Better Business Bureau Northwest and Pacific wants to ensure you hold onto your hard-earned money and protect you from identity theft by being informed about how these scams work and what you can do to prevent it from happening to you.
How does this scam work?
You need to reach customer support for help with a product or service. You find the number on a recent bill, the back of your credit card or even the company’s website and dial it. An automated message tells you that you’ve been selected to receive a gift card.
Because you dialed the number, you assume the gift card offer must be the real deal. So you stay on the line and speak to a “representative.” This person claims to need your name, address and credit card number to process your new gift card. There is no free gift card. Sharing your personal information with scammers opens you up to fraudulent charges or even identity theft.
As usual, this scam has many different versions, other versions of fat-finger dialing cons use free giveaways or phony surveys instead of a gift card.
How to spot a giveaway or Gift Card Scam
When in doubt, do a quick web search. If the giveaway is a scam, this is likely to reveal an alert or bring you to the organization’s real website, where they may have posted further information.
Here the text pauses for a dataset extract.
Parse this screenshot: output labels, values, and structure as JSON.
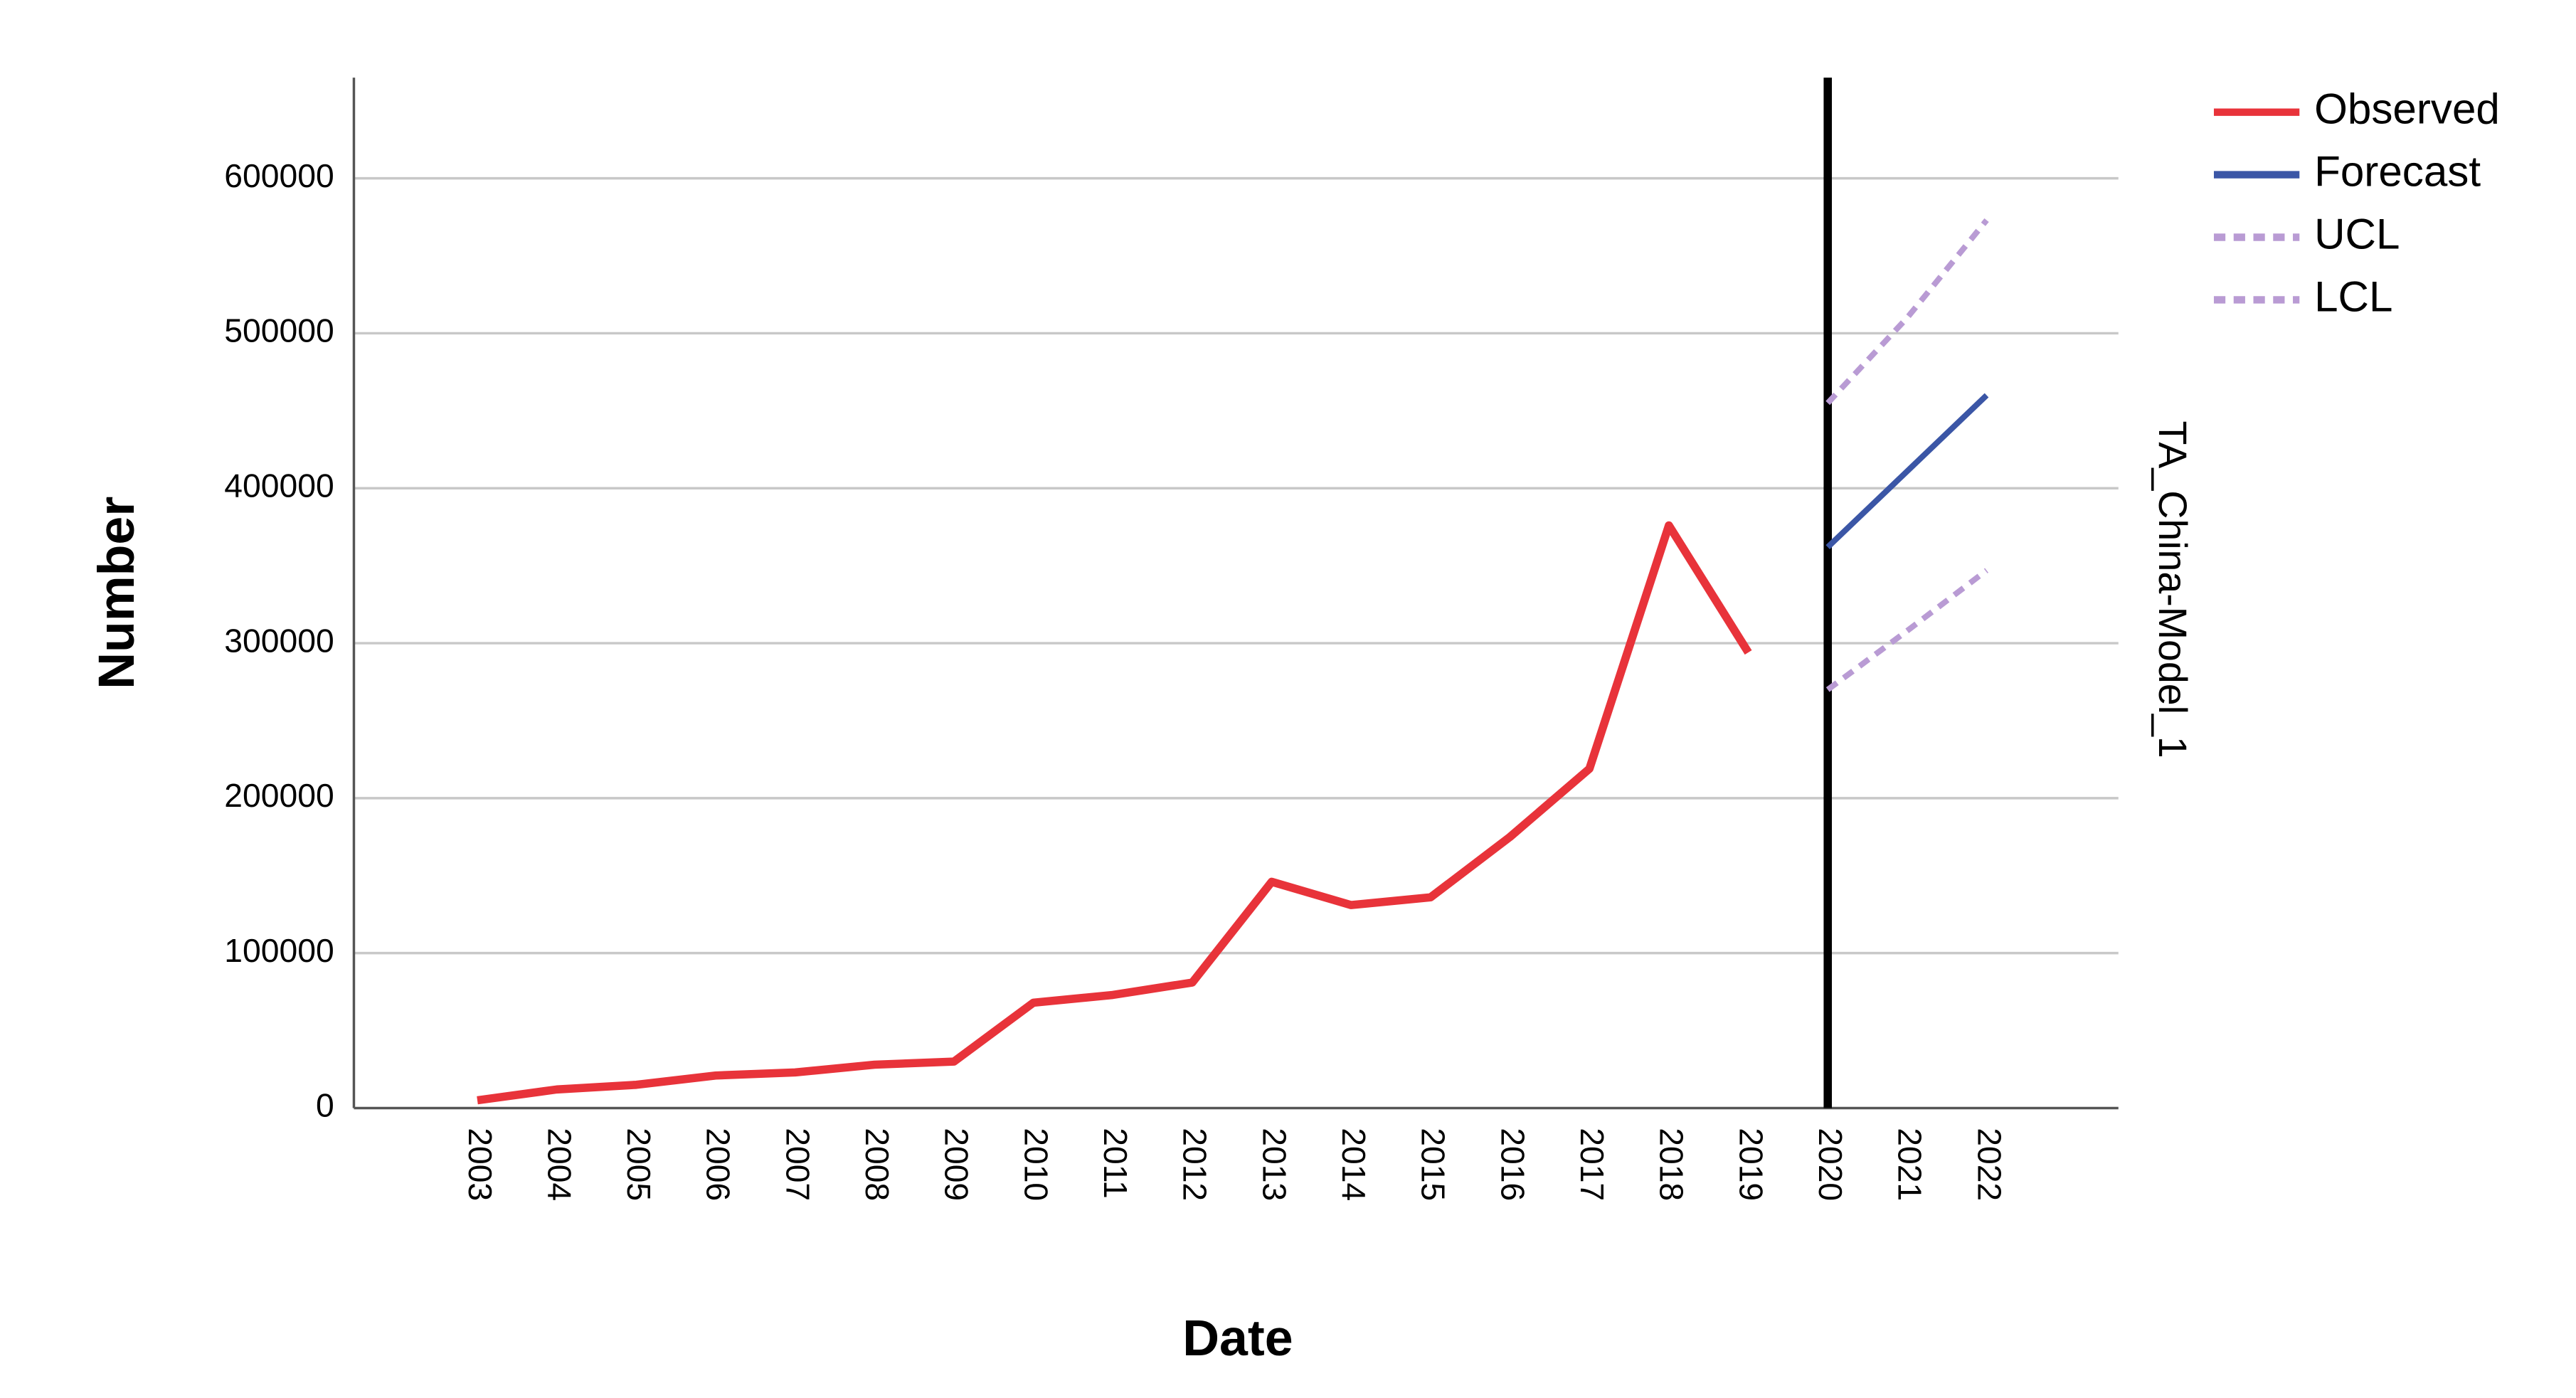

Watch out for a reward that’s too good to be true. Businesses typically give small discounts to entice customers. If the offer seems too good to be true (a $100 voucher or 50 percent discount) it may be a scam.
Noticing the signs and being careful when seeing these scams can prevent you from losing your money, time and identity to scammers. Also, be on the lookout for scams that are similar to these that could use legitimate names from existing businesses. Scammers are clever and try to find new and different ways to trick potential targets.